66.楽譜(2)/宇一としおり(2)
66.楽譜(2)/宇一としおり(2)
時間指定で朝に届いたのはバッハの楽譜だった。
「『シャコンヌ』……」
淳も作品は知っていた。「無伴奏ヴァイオリンのためのソナタとパルティータ」はヴァイオリンの名曲だ。
旋律なら諳じられる。
やわらかい旋律が脳裏に流れた。うっとりする曲だ。
楽譜にはブラームス編曲とある。「左手だけで演奏」とも。
ピアノに編曲されていた。
原曲のバッハは四弦のヴァイオリンだからこそ、あえて左手だけで演奏するのが淳に分かった。
淳は楽譜が正確に読めない。楽譜は全部諳記していたから。
頭の中の鍵盤に、音符と頭のヴァイオリンの旋律とを重ねた。
左手が自然に動いていた。名曲だった。
「兄、どうしたの?」
しおりがにこやかに聞いた。
昨日一昨日までは泣きそうな顔をしていた。
二日酔いだ。かなりきつかったようだ。
起きてから事情を聞き、素直にしおりは謝った。
そして、お見舞いにき宇一に抱きついた。宇一は耳たぶまで真っ赤にして照れていた。
淳はしおりに理由を聞かなかった。本人も反省していたし、他の友人にもだいぶ言われたようだ。楽しみにしていた旅行が中止になったのだから当然だろう。
最後は「生きててよかったね」で笑っていた。
旅館のキャンセル料は当日キャンセルで全額支払いだったので、週明けにしおりは足らずを淳に借りて全額を一人で振り込んだ。
しおりが「いつか話します」と言ったが、聞くことはないだろう。「悪いことはしていないから心配しないで」と言うしおりが子供のようだった。
平悟郎は軽い捻挫だったらしいが二週間休んでもらっていた。休んでもらったほうが全体の進捗が良かった。

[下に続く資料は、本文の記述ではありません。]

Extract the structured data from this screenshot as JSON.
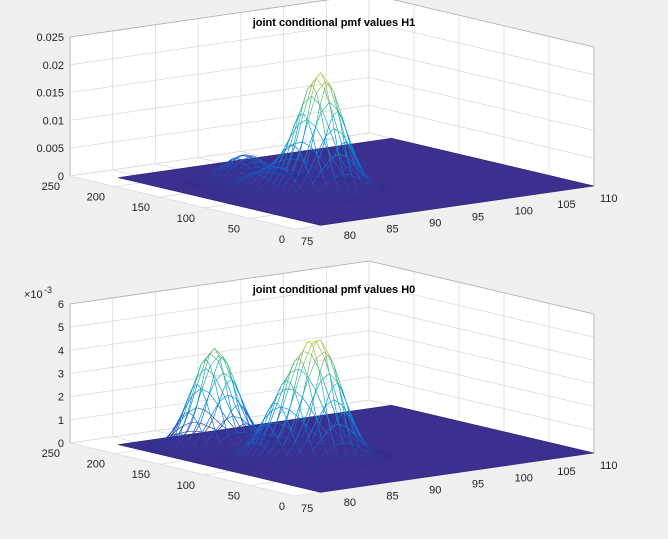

謝りに来た宇一は「お車を弁償します」と言ったが、保険の代理店でもある墨月から保険会社に話は通していたので「しおりと話してください」と淳は言った。今度は二人で決めていくだろう。金を出さない淳は口を出さなかった。
*
楽譜はていねいにビニール袋に入れられ、厚紙でまっすぐだったので、雨にもかかわらずきれいなままだった。
「楽譜だあ。兄、読めるの?」
「大丈夫だよ」
「えーホントなの?」
「出かけるのか?」
「うん。宇一さんといっしょに、藍河さんのところに車を見に行くの」
「手土産持っていくんだぞ。お世話になったんだから」
「はーい」
SVXの音が聞こえてきた。
(ずっと仲良く幸せでいてくれれば良いが……)
淳のスマートフォンが鳴った。静蓮からだった。来週、神戸に両親と帰ってくるそうだ。再来週に必ず会う約束をして電話を切った。
カレンダーに丸をした。
*
その夜、淳は夢を見た。
広いコンサート会場だった。
オーケストラをバックにチャイコフスキーの「ピアノ協奏曲第1番」が演奏されていた。
ピアノは淳自身だった。
少年ではない、今の淳が軽快に両手で弾いていた。
自分でも納得する名演だった。
聴衆の感動が伝わってくる。
だが、クライマックスで右手が遅れはじめた。
演奏は変わりなく完璧だった。
右手を気にせず弾いていく。
が、左手も合わなくなる。
手に痛みを感じ、見た。
フックだった。
血だらけになりながら両手が左右に引かれ絡まり動けなくなる。
フックを引いているのは聴衆だった。
音楽は続いていた。
ピアノのキーは淳が押さえていないのに弾かれていく。
さらに痛みが増す。
音楽は際限なく続く。
両手は動かないのではなかった。
フックで動かされていたのだ。
在りもしない空中のピアノを弾いていく。
止まらない。
同じフレーズが何度も何度も再生されていった。
音楽が続き痛みが最高潮に達した時、天井を見上げ悲鳴を上げた。
刹那、静寂の中、光の天上から天使の羽根のように楽譜が落ちてきた。
静蓮の母から託された楽譜だった。
ピアノのシャコンヌが淳の心を満たしていた。